Lately for the Flutter projects I have been working on, I have decided to adopt a feature-driven architecture using Clean Architecture. With a software design done in great detail it turns out to be very suitable in the division of logic.
These days, however, a question has arisen for me regarding the use of repositories. In an application where Firestore is used and repositories are the layer where I interact with such data is it right to have a division of them on the various features while still going to work on the same collections? (Different parts consisting of different features but touching the same collection of data). At the end of the work I might find several repository classes with the same code even though they belong to different features.
Clarification would be greatly appreciated! Thanks in advance
The repository is a great model to retrieve/manage data from an external data source.
This model is entity oriented. Maybe that’s what prompted you to ask this question.
I think feature-driven design doesn’t dictate keeping everything feature-oriented.
I mean this design determines your domain layer classification, but not everything.
Just because you have one handler per feature doesn’t mean you have to recode the repository multiple times.
The repository is part of the infrastructure layer.

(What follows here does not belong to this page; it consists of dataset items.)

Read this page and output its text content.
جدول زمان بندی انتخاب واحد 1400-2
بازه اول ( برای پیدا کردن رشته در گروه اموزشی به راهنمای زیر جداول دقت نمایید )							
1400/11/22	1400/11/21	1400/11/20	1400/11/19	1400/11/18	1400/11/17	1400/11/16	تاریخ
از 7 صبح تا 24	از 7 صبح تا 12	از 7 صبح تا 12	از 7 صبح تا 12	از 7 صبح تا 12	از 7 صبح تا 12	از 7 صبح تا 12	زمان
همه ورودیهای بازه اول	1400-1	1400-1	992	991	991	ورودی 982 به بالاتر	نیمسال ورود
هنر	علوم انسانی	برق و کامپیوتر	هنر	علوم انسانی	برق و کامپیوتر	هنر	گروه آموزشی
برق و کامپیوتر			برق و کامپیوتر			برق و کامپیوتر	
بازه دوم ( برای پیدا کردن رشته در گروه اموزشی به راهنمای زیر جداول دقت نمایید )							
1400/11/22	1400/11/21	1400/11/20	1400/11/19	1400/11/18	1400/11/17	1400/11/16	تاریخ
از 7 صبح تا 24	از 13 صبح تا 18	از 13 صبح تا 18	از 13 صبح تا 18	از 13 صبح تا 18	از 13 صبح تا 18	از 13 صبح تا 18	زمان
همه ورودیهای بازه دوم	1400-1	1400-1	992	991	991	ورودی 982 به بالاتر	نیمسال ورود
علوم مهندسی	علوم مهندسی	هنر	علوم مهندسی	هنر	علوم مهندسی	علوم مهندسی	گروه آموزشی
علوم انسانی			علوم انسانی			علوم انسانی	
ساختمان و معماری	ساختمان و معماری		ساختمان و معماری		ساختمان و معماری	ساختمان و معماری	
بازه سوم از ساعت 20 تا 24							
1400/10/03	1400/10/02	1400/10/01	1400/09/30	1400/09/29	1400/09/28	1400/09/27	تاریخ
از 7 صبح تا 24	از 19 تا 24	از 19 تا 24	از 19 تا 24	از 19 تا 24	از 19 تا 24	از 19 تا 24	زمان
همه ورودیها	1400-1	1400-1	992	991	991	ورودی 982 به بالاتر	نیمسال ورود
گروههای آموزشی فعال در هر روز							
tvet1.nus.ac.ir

Its interface can be shared by several projects/modules if you have several domains on your application.
Somewhere in the domain layer (in a feature class manager) you will use a repository to load some data.
What you need to make sure is that you use an interface and don’t depend on the repository implementation (maybe this is already clear to you, just a point for other readers).
For example, you can use an IClientRepository in OrderReservationHandler to load customer data.
The difficulty you will face regardless of which design you use is:
- What this repository will return as a result?
- Should I load only the entity itself or even its relationships?
Regarding the first point, there are several ways:
- The first and my favorite is to return a DTO object (classes that only contain properties, no methods). And if necessary, convert these classes to a domain model (a class under your domain layer).
- The second: some developers prefer to return the Domain Model directly to reduce data mapping.
For the second point I think that whatever the design used, it is always the same difficulty:
- Should I load the entity and its associated entities?
- Should I only load the identifiers of the associated entities and do a lazy loading?
- Can I load an aggregation of entities (arbitrary joins) to reduce data loading time and make things simpler?
My opinion is that it depends on the context.
A design is used to make things simple, not to complicate things.
If I’m using a repository model entirely in a system and faced with a screen implementation for data searching using many filters, I will
Feel free to use a custom query or stored procedure to load aggregated data, I won’t complicate the implementation or make loading very slow because of the model.
I think a very important point here is knowing when to break the rules. There is no model that solves all problems.
Additionally, a model usually only solves one problem.
The conclusion, in a software project we will always need:
- Full loading of the entity => slow mode
- Loading the entity without associated data (only the relationship identifiers) => quick mode
- Custom data loading (arbitrary joins) => custom mode
Good design will help you easily distinguish these 3 uses.